2008
Pop-corn, cellulaire et marketing viral : un cocktail qui pétarade (la suite…)
Faut-il s’insurger contre le genre de « petits exploits » des concepteurs de la vidéo « pop-corn » ? Je ne crois pas. Toutefois, la multiplication de ce genre de tactiques nous amènera sûrement à se poser de nombreuses questions et personne ne peut prédire avec certitude jusqu’où cette nouvelle façon de faire ira et quelles en seront les conséquences. Mais une chose est sûre : le Web participatif, en impliquant directement les gens dans la distribution et la diffusion des messages publicitaires, bouleverse les règles du jeu en matière de marketing. Mais en quoi consiste précisément ce bouleversement ?

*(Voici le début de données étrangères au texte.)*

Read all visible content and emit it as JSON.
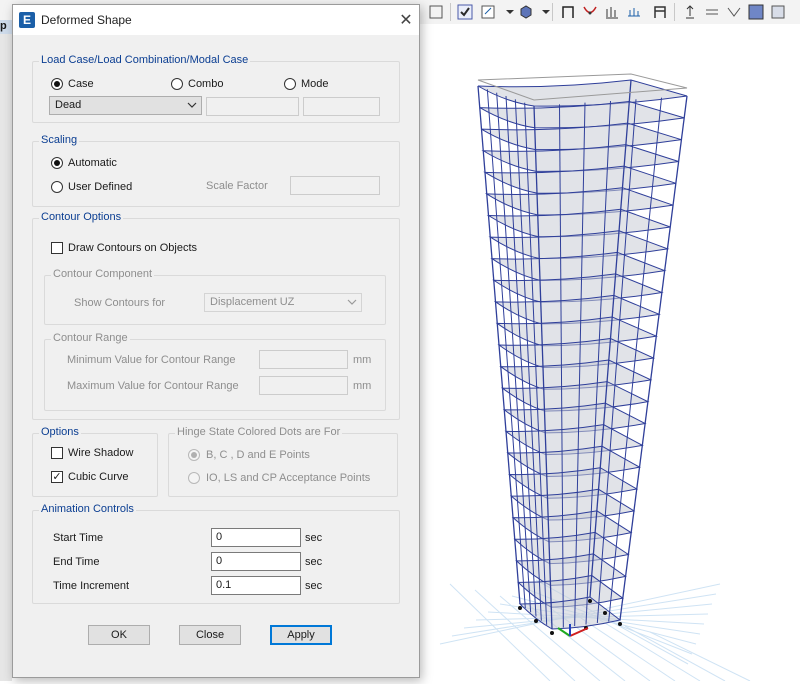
{
  "window": {
    "title": "Deformed Shape",
    "app_icon_letter": "E"
  },
  "app": {
    "side_tab": "p"
  },
  "load_case": {
    "group_label": "Load Case/Load Combination/Modal Case",
    "options": [
      "Case",
      "Combo",
      "Mode"
    ],
    "selected_option": "Case",
    "case_value": "Dead",
    "combo_value": "",
    "mode_value": ""
  },
  "scaling": {
    "group_label": "Scaling",
    "automatic_label": "Automatic",
    "user_defined_label": "User Defined",
    "selected": "Automatic",
    "scale_factor_label": "Scale Factor",
    "scale_factor_value": ""
  },
  "contour": {
    "group_label": "Contour Options",
    "draw_label": "Draw Contours on Objects",
    "draw_checked": false,
    "component_group_label": "Contour Component",
    "show_label": "Show Contours for",
    "show_value": "Displacement UZ",
    "range_group_label": "Contour Range",
    "min_label": "Minimum Value for Contour Range",
    "max_label": "Maximum Value for Contour Range",
    "min_value": "",
    "max_value": "",
    "unit": "mm"
  },
  "options": {
    "group_label": "Options",
    "wire_shadow_label": "Wire Shadow",
    "wire_shadow_checked": false,
    "cubic_curve_label": "Cubic Curve",
    "cubic_curve_checked": true
  },
  "hinge": {
    "group_label": "Hinge State Colored Dots are For",
    "option1": "B, C , D and E Points",
    "option2": "IO, LS and CP Acceptance Points",
    "selected": "B, C , D and E Points"
  },
  "animation": {
    "group_label": "Animation Controls",
    "start_label": "Start Time",
    "start_value": "0",
    "end_label": "End Time",
    "end_value": "0",
    "increment_label": "Time Increment",
    "increment_value": "0.1",
    "unit": "sec"
  },
  "buttons": {
    "ok": "OK",
    "close": "Close",
    "apply": "Apply"
  },
  "viewport": {
    "model": "3D tall building frame, deformed shape",
    "frame_color": "#2f3f9a",
    "slab_color": "#c9ccd6"
  }
}
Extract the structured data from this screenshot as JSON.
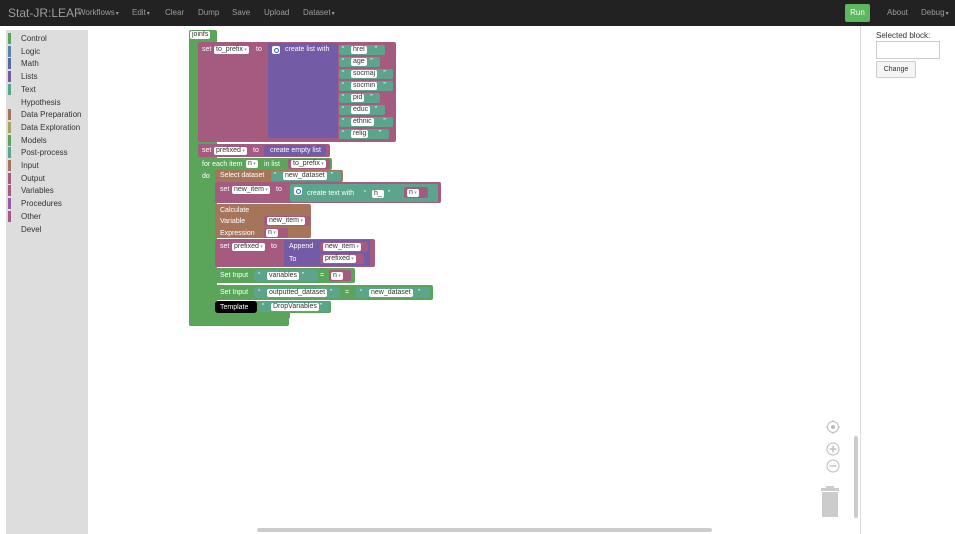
{
  "app": {
    "brand": "Stat-JR:LEAF",
    "menu": {
      "workflows": "Workflows",
      "edit": "Edit",
      "clear": "Clear",
      "dump": "Dump",
      "save": "Save",
      "upload": "Upload",
      "dataset": "Dataset"
    },
    "run": "Run",
    "about": "About",
    "debug": "Debug"
  },
  "toolbox": {
    "categories": [
      {
        "label": "Control",
        "color": "#5ba55b"
      },
      {
        "label": "Logic",
        "color": "#5b80a5"
      },
      {
        "label": "Math",
        "color": "#5b67a5"
      },
      {
        "label": "Lists",
        "color": "#745ba5"
      },
      {
        "label": "Text",
        "color": "#5ba58c"
      },
      {
        "label": "Hypothesis",
        "color": ""
      },
      {
        "label": "Data Preparation",
        "color": "#a5745b"
      },
      {
        "label": "Data Exploration",
        "color": "#a5a55b"
      },
      {
        "label": "Models",
        "color": "#5ba55b"
      },
      {
        "label": "Post-process",
        "color": "#5ba58c"
      },
      {
        "label": "Input",
        "color": "#a5745b"
      },
      {
        "label": "Output",
        "color": "#a55b80"
      },
      {
        "label": "Variables",
        "color": "#a55b80"
      },
      {
        "label": "Procedures",
        "color": "#995ba5"
      },
      {
        "label": "Other",
        "color": "#a55b80"
      },
      {
        "label": "Devel",
        "color": ""
      }
    ]
  },
  "right_panel": {
    "selected_label": "Selected block:",
    "selected_value": "",
    "change": "Change"
  },
  "workspace": {
    "func_name": "joinfs",
    "set_label": "set",
    "to_label": "to",
    "to_prefix_var": "to_prefix",
    "create_list_with": "create list with",
    "list_items": [
      "hrel",
      "age",
      "socmaj",
      "socmin",
      "pid",
      "educ",
      "ethnic",
      "relig"
    ],
    "prefixed_var": "prefixed",
    "create_empty_list": "create empty list",
    "for_each_item": "for each item",
    "loop_var": "n",
    "in_list": "in list",
    "do_label": "do",
    "select_dataset": "Select dataset",
    "new_dataset": "new_dataset",
    "new_item_var": "new_item",
    "create_text_with": "create text with",
    "text_prefix": "h_",
    "calculate": "Calculate",
    "variable_label": "Variable",
    "expression_label": "Expression",
    "append": "Append",
    "to_cap": "To",
    "set_input": "Set Input",
    "variables_str": "variables",
    "outputted_dataset": "outputted_dataset",
    "equals": "=",
    "template": "Template",
    "drop_variables": "DropVariables",
    "quote_open": "“",
    "quote_close": "”"
  },
  "colors": {
    "control": "#5ba55b",
    "variables": "#a55b80",
    "lists": "#745ba5",
    "text": "#5ba58c",
    "data_prep": "#a5745b"
  }
}
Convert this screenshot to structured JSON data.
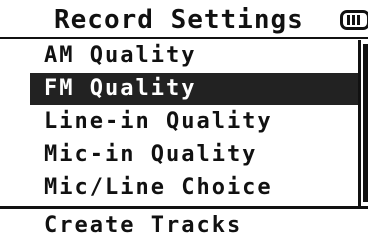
{
  "header": {
    "title": "Record Settings",
    "battery_icon": "battery-icon"
  },
  "menu": {
    "items": [
      {
        "label": "AM Quality",
        "selected": false
      },
      {
        "label": "FM Quality",
        "selected": true
      },
      {
        "label": "Line-in Quality",
        "selected": false
      },
      {
        "label": "Mic-in Quality",
        "selected": false
      },
      {
        "label": "Mic/Line Choice",
        "selected": false
      }
    ],
    "next_item": "Create Tracks"
  },
  "colors": {
    "background": "#ffffff",
    "text": "#111111",
    "highlight": "#222222",
    "highlight_text": "#ffffff"
  }
}
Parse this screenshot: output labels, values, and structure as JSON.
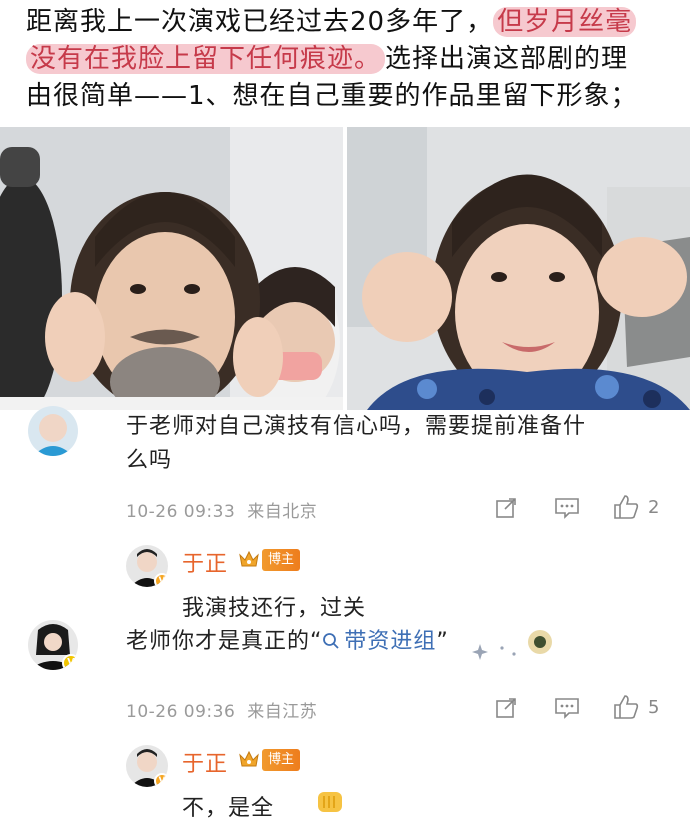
{
  "post": {
    "line1_a": "距离我上一次演戏已经过去",
    "line1_num": "20",
    "line1_b": "多年了，",
    "highlight_1": "但岁月丝毫",
    "highlight_2": "没有在我脸上留下任何痕迹。",
    "line2_rest": "选择出演这部剧的理",
    "line3": "由很简单——1、想在自己重要的作品里留下形象；"
  },
  "comments": [
    {
      "text_line1": "于老师对自己演技有信心吗，需要提前准备什",
      "text_line2": "么吗",
      "time": "10-26 09:33",
      "location": "来自北京",
      "likes": "2",
      "reply": {
        "author": "于正",
        "badge": "博主",
        "text": "我演技还行，过关"
      }
    },
    {
      "text_prefix": "老师你才是真正的“",
      "link": "带资进组",
      "text_suffix": "”",
      "time": "10-26 09:36",
      "location": "来自江苏",
      "likes": "5",
      "reply": {
        "author": "于正",
        "badge": "博主",
        "text": "不，是全"
      }
    }
  ],
  "colors": {
    "highlight_bg": "#f6c9cf",
    "highlight_text": "#c63a4a",
    "author": "#e7652c",
    "link": "#3e6fb5",
    "meta": "#9a9a9a"
  }
}
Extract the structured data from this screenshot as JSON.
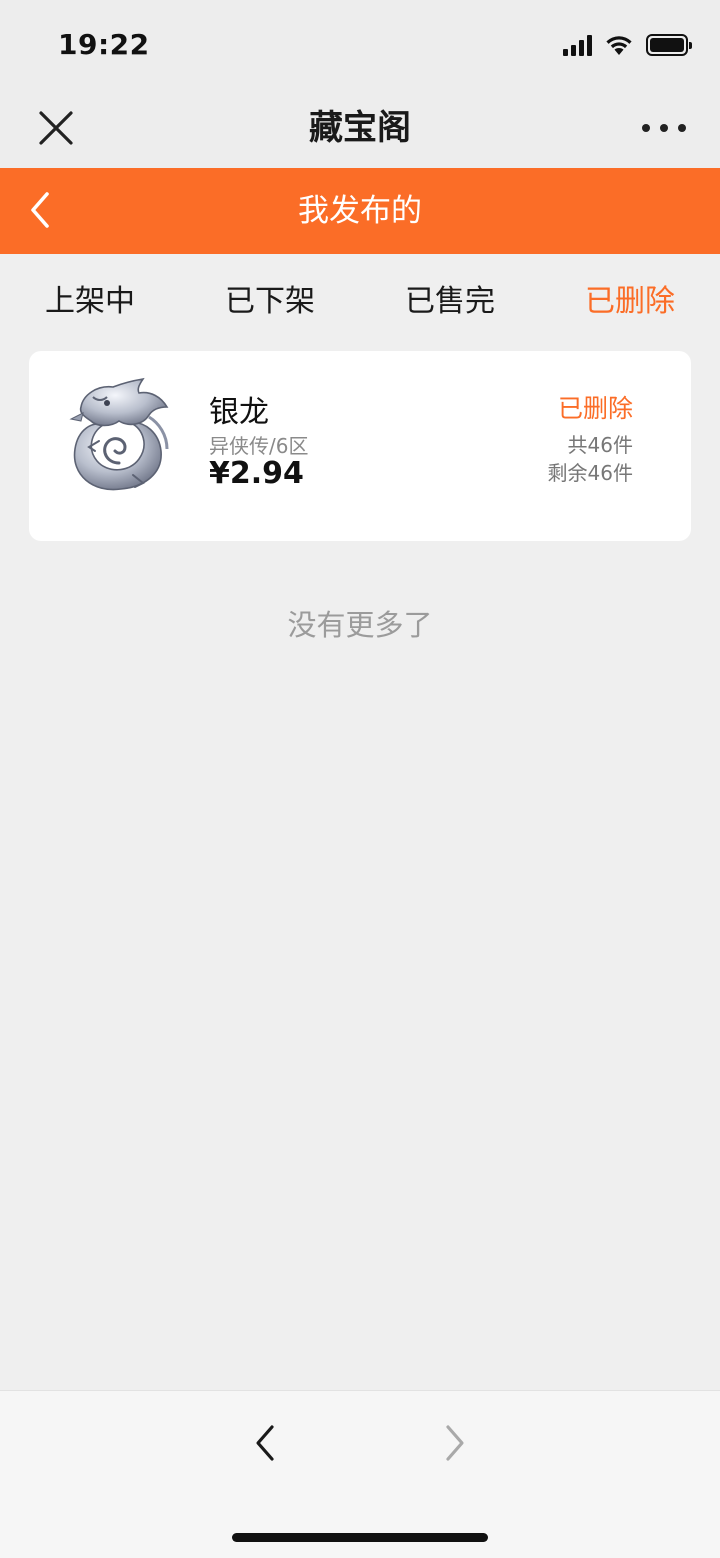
{
  "status_bar": {
    "time": "19:22"
  },
  "mini_program": {
    "title": "藏宝阁"
  },
  "header": {
    "title": "我发布的"
  },
  "tabs": [
    {
      "label": "上架中",
      "active": false
    },
    {
      "label": "已下架",
      "active": false
    },
    {
      "label": "已售完",
      "active": false
    },
    {
      "label": "已删除",
      "active": true
    }
  ],
  "items": [
    {
      "name": "银龙",
      "server": "异侠传/6区",
      "price": "¥2.94",
      "status": "已删除",
      "total": "共46件",
      "remaining": "剩余46件",
      "image_icon": "silver-dragon-icon"
    }
  ],
  "list_end_text": "没有更多了",
  "colors": {
    "accent": "#fb6d27",
    "background": "#efefef",
    "card": "#ffffff",
    "muted_text": "#8a8a8a"
  }
}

Certains, comme Joël de Rosnay (voir La révolte du pronetariat : des mass médias aux média des masses – livre téléchargeable gratuitement), voyaient dans l’émergence des médias sociaux une prise de pouvoir par les « masses » (les auditoires) sur l’information et les communications, et ce, au détriment du contrôle soi-disant monopolistique des « mass médias » traditionnels qui, pour relater la célèbre déclaration de Patrick Le Lay, ancien p.-d. g. de TF1, mettent à la disposition des publicitaires les « cerveaux » des auditoires. Doit-on, à la lumière des nouvelles tactiques de marketing viral, en déduire que le bouleversement en question réside dans le fait que ce sont les masses elles-mêmes qui, dorénavant, décideront du contenu digne de monopoliser l’attention de leur cerveau ? C’est visiblement ce qui semble être le cas. Et au lieu de le faire en échange d’une émission à la télé ou d’un article dans un journal, elles le feront en échange d’une petite drôlerie ou d’une petite tromperie pas trop méchante.
Qui sont les gagnants et les perdants dans tout ça ? Les entreprises, les agences de publicité et de marketing, les médias traditionnels, les auditoires… qui tirera le plus de bénéfices et d’avantages de tous ces bouleversements et quelle sera la part d’adaptation que ces différents acteurs auront à faire pour tirer leur épingle du jeu ? Autant de questions autour desquelles les spécialistes des communications seront appelés à débattre.